BACKGROUND: Central venous catheters (CVC) are essential for the management of patients with hematologic malignancies, facilitating chemotherapy infusion, antibiotics, parenteral nutrition, blood products, and blood samples collection. In this population, peripherally inserted central catheters (PICC) seem to be associated with lower complications, compared with conventional percutaneously inserted devices (CICC). Data on the PICC in allogeneic hematopoietic stem cell recipients (allo-HSCT) are limited.
METHODS: We have prospectively evaluated the safety and efficacy of 100 polyurethanes or silicone PICC, inserted into 100 adult allo-HSCT recipients, at the Hematology of Sapienza University of Rome (Italy), between October 2012 and August 2017.

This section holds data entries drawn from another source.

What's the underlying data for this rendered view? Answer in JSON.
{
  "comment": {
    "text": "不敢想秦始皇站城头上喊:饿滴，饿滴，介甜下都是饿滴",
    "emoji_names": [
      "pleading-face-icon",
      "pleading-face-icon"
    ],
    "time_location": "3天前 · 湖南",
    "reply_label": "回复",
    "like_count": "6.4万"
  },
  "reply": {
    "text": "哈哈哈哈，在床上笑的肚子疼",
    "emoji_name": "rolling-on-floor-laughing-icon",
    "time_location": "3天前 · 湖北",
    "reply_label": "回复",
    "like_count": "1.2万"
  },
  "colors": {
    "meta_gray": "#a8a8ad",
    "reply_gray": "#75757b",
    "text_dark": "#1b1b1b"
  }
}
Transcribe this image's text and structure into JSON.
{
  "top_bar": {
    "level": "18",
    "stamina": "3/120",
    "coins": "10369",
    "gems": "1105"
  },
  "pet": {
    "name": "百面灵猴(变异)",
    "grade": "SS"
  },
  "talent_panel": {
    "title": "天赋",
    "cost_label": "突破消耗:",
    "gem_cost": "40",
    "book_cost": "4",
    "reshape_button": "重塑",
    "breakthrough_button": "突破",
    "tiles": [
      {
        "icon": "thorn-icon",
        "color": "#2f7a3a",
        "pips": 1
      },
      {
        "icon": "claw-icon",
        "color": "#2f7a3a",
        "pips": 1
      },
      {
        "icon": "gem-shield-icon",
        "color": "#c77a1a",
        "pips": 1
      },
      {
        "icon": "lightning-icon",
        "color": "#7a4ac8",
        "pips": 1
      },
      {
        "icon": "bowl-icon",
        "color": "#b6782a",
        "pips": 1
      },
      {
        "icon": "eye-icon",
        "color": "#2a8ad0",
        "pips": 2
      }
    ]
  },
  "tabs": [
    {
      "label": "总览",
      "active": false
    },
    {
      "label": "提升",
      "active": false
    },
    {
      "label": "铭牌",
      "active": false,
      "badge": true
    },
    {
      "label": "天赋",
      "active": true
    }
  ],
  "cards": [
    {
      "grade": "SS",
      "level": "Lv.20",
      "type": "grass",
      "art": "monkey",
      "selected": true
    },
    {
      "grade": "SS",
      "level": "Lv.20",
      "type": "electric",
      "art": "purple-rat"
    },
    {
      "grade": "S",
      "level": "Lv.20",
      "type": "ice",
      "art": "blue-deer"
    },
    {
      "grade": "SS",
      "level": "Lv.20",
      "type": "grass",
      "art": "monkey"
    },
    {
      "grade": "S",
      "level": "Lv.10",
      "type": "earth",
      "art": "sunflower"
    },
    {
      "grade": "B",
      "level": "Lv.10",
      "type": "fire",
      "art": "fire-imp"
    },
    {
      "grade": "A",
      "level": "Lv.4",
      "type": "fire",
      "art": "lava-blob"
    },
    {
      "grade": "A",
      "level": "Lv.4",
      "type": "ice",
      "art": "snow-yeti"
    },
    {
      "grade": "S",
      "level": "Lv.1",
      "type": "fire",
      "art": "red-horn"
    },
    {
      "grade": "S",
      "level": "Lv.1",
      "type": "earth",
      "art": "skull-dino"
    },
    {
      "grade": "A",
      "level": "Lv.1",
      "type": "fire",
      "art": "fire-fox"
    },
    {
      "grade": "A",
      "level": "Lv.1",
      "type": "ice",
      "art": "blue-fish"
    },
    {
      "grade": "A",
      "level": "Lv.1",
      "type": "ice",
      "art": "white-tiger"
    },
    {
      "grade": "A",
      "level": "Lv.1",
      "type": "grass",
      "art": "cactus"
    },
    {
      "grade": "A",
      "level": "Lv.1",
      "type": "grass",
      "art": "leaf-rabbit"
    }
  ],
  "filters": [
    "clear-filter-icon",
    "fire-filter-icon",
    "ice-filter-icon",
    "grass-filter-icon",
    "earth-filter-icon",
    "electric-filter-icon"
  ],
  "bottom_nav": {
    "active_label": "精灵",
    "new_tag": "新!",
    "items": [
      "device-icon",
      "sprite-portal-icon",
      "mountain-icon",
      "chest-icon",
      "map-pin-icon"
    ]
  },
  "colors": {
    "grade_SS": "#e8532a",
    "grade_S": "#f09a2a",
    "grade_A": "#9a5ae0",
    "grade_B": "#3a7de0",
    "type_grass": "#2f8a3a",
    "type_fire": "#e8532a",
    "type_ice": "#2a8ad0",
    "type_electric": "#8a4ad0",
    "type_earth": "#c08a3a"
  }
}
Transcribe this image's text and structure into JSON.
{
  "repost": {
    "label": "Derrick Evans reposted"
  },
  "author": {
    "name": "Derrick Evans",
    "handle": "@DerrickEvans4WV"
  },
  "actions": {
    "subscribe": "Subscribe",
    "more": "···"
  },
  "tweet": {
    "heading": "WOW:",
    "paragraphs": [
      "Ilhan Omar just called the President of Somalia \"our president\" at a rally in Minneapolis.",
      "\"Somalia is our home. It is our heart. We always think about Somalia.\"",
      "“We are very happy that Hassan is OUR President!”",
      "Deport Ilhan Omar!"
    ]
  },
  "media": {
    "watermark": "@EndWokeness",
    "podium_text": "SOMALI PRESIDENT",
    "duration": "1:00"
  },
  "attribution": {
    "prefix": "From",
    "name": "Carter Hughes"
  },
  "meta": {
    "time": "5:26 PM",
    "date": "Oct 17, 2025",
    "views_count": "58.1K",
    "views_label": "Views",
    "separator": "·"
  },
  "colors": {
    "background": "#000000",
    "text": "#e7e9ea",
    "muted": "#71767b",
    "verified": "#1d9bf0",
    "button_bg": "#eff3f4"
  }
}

RESULTS: The median duration of PICC placement was 117 days. Overall, 68% of patients maintained the device for the entire transplant procedure and PICC were removed after day 100 from allo-HSCT; of these, 44% did not experienced any PICC-related complications. Catheter-related bloodstream infections (CRBSI) occurred in 32% of patients (2.5/1000 PICC days), associated with thrombosis in 8 cases. CRBSI were observed in 42% of patients with polyurethane and 20% with silicone PICC (p = 0.02). Catheter-related thrombosis occurred in 9% of patients, never requiring anticipated PICC removal. Mechanical complications occurred in 15% of cases (1.2/1000 PICC days). On the whole, adverse events were manageable and did not affect transplant outcome. No deaths related to PICC-complications were observed.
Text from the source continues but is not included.